Unlike physical cyber fusion centers, the virtual model brings together disparate teams to collaborate as a single unit with common goals and information on malware, vulnerabilities, and threat actors in real-time. In addition to supporting all the functions of a physical cyber fusion center, the virtual cyber fusion centers are more cost-effective and proficient in addressing today’s complex security operations.
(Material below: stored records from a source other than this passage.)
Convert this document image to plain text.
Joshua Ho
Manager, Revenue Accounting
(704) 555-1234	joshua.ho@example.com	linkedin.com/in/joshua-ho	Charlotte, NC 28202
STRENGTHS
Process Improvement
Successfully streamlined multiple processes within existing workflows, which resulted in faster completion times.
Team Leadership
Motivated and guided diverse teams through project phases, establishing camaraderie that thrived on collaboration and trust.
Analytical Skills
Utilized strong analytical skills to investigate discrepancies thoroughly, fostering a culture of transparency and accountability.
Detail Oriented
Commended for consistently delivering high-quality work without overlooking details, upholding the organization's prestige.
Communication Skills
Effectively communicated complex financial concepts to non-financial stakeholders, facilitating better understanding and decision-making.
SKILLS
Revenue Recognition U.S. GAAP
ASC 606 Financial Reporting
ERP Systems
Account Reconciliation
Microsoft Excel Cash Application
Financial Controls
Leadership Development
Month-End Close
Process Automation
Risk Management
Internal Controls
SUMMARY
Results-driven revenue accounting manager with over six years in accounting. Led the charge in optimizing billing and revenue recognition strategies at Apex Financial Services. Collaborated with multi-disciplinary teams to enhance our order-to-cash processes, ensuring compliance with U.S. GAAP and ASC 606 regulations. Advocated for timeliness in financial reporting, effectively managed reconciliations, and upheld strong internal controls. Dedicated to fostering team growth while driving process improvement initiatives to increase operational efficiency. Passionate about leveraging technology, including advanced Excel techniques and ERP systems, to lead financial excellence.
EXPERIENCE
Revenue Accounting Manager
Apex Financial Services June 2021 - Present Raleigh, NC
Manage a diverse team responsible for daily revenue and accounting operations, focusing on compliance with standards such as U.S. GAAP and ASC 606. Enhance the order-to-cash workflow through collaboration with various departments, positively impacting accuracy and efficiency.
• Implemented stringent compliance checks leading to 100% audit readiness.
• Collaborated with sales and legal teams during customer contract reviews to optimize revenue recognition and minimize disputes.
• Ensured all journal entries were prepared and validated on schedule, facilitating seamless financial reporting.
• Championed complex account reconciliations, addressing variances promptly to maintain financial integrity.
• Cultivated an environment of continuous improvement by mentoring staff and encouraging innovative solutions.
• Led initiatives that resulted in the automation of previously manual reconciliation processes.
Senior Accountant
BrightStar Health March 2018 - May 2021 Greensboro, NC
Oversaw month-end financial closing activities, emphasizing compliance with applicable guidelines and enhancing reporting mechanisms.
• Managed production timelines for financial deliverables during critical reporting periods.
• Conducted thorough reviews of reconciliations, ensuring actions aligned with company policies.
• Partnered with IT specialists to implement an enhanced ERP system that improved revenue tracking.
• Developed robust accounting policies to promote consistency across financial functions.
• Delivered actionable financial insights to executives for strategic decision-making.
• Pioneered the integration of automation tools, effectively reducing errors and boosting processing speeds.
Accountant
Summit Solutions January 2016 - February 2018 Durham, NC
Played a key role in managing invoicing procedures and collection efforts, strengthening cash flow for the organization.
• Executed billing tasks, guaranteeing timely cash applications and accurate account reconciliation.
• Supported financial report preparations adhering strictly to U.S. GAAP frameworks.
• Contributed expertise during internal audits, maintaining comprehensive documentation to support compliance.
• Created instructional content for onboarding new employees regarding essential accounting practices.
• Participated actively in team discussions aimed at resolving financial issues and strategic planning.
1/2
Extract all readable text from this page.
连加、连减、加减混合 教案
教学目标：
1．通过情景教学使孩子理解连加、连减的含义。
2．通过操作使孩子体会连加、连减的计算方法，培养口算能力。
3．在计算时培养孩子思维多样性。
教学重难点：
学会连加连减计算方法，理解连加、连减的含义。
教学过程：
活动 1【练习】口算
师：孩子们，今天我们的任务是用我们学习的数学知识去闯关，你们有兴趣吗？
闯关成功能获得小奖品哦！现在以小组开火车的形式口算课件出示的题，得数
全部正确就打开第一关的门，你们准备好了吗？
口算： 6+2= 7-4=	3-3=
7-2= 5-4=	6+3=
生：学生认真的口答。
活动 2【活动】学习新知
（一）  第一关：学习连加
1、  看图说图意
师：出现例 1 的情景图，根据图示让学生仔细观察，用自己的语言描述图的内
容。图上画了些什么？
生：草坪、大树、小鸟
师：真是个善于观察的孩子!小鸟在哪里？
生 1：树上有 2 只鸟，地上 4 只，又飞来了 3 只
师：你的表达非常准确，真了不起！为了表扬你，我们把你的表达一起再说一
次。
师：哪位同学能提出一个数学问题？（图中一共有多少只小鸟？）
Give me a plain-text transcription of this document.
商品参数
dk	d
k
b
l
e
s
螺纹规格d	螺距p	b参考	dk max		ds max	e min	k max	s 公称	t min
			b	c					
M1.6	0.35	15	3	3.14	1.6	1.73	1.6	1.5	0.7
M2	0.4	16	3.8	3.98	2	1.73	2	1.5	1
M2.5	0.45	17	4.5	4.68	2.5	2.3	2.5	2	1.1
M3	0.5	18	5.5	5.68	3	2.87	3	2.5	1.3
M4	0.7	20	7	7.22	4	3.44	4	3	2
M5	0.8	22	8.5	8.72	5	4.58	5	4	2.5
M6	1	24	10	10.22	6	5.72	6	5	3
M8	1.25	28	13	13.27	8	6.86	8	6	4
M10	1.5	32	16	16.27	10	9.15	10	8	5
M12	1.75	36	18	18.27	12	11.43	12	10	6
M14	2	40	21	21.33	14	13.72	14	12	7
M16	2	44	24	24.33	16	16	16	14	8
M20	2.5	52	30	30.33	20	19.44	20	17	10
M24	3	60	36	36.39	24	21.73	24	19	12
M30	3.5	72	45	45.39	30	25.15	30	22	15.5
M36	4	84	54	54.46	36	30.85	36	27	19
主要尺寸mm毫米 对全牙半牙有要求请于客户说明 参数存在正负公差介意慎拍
Given today’s complex job market, it is difficult to hire and retain skilled cyber intelligence professionals. A virtual fusion center can not only aid in attracting talent but also provide the required flexibility in candidate retention. When virtual fusion centers enable employees to work from anywhere in the world, they also provide organizations the feasibility to hire from any location and time zone across the globe. This allows team members to stay wherever they want and work from their location at their convenience. Last but not the least, the unique aspect of virtual fusion centers is that they foster proactive communication and collaboration with a wide range of tools and team members.
The Bottom Line
To address the evolving cybersecurity landscape and build a dynamic security posture, different teams leverage disparate tools and technologies. Taking a proactive approach to bringing disparate teams, tools, and processes together, organizations are moving toward virtual cyber fusion centers. Irrespective of their locations, security teams can keep ahead of threats by sharing threat intelligence, collaborating on incident response, and delivering security automation and orchestration (SOAR) capabilities with virtual cyber fusion centers.